Editorial
When crime pays
The country’s two biggest and best established political parties are openly promoting criminals and gangsters.The Nepali political class is by and large considered immune to public criticism. Even as the amount of flak they face mounts by the day, they appear determined to continue on their own merry way. Otherwise, how can they justify appointing certified criminals and gangsters as ministers? Or picking someone charged with sexual exploitation to a top constitutional post? And how does the public trust a government packed with such tainted figures? In the latest instance of shamelessness, Nepali Congress has picked Badshah Kurmi, someone who is being investigated in a grave crime of the disappearance of a woman, as a minister in Lumbini province. This, just a month after protestors asking for justice signed a five-point deal with the erstwhile Pushpa Kamal Dahal-led government, whereby the government promised to investigate Nirmala Kurmi’s mysterious 2010 disappearance and Badshah’s supposed hand in it.

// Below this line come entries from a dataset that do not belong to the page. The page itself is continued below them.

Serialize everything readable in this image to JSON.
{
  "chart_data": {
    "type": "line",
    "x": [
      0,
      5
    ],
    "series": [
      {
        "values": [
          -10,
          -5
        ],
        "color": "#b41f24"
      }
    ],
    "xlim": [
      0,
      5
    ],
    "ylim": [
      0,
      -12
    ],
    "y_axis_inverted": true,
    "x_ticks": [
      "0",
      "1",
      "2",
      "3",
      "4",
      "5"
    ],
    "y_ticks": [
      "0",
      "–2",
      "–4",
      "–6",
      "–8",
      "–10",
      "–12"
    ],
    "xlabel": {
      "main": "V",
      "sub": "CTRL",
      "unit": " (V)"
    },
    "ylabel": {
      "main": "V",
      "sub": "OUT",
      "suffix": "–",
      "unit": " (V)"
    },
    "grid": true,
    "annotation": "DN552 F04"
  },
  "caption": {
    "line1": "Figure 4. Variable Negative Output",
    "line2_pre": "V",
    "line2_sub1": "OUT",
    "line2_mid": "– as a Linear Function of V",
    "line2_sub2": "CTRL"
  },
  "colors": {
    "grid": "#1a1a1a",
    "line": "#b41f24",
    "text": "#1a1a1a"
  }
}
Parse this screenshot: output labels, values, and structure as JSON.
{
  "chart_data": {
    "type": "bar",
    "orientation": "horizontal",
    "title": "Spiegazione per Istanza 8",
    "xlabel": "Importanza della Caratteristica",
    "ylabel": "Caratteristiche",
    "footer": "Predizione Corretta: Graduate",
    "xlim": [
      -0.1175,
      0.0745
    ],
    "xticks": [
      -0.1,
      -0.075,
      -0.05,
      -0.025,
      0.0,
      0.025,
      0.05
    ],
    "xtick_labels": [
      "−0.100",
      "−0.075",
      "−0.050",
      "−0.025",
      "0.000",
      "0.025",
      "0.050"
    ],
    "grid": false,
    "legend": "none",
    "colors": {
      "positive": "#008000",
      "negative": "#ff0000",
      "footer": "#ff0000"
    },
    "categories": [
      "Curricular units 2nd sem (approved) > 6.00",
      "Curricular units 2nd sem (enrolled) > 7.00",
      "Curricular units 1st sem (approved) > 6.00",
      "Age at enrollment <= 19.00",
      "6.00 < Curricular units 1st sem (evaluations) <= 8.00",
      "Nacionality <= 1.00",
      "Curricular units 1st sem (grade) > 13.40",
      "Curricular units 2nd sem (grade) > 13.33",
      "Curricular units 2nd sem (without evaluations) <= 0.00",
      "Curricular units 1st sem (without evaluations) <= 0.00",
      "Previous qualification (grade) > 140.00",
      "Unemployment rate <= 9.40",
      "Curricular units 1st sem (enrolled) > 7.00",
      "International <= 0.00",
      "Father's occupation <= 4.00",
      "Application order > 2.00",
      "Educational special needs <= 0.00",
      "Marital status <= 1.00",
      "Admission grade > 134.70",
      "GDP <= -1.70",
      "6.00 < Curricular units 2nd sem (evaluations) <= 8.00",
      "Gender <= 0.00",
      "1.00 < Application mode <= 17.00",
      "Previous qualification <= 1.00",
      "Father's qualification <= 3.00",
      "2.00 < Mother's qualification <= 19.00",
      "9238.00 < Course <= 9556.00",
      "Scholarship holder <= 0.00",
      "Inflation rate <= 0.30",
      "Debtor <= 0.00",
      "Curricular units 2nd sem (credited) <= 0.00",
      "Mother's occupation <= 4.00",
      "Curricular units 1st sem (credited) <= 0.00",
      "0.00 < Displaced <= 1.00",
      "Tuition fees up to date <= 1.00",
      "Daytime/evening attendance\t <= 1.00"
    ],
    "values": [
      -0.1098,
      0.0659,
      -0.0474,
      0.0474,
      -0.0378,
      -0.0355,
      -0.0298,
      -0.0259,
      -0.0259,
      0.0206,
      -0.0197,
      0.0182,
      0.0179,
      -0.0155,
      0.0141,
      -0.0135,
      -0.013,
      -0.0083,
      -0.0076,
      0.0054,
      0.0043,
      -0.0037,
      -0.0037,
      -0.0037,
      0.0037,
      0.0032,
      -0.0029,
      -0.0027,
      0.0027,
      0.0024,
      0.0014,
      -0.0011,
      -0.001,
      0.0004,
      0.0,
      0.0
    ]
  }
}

An earlier government committee formed to look into the matter had recommended that eight people, including Badshah, be apprehended and investigated in the case. The seven others were arrested, but not Badshah.
Over in Gandaki province, Rajeev Gurung who is better known as Deepak Manange, a gangster who has been repeatedly jailed, is the minister for physical infrastructure, in what is his fourth stint as a provincial minister. On Saturday, a photo of Manange seated at his office chair in a vest went viral online. Reportedly, he had gathered his friends there, where they proceeded to drink till midnight. Likewise, Saroj Thapa, another person who is being investigated for human trafficking, has been made a minister in Lumbini province. Then, over in Bagmati province, Min Krishna Maharjan, a gun-loving thug, has been given the post of the minister for sports.
The country’s two biggest political parties are now in power together, promising political stability and clean governance. Yet neither the Nepali Congress nor the CPN-UML seems much interested in controlling the criminalisation of politics. In fact, they are encouraging it. The two parties have nearly two-thirds majority in the federal lower house and hold the keys to all seven provincial governments as well. But even as their power grows, their sense of responsibility towards the society seems to be diminishing.
Again, the country’s two biggest and best established political parties are openly promoting criminals and gangsters. Criminals of all persuasions in Nepal are known to join politics just to evade arrest. Not only do they ward off arrest, they even get lucrative positions. The country’s politics has become a pure numbers game, where getting to power is worth any cost. Our current prime minister, KP Sharma Oli, once said that criminals should get to shed their tainted past and serve the people by joining politics. He has over the years cultivated more than a handful of goons in his party. Oli’s current main partner-in-crime in the government, Sher Bahadur Deuba, has also over the years been tone-deaf to the criticism of his generosity towards politicians of baser characters. It is thanks to an attitude like this that people see the whole political class as a crime syndicate. Is the self-image of our mananiyas and ministers that of protectors and promoters of criminals, people wonder.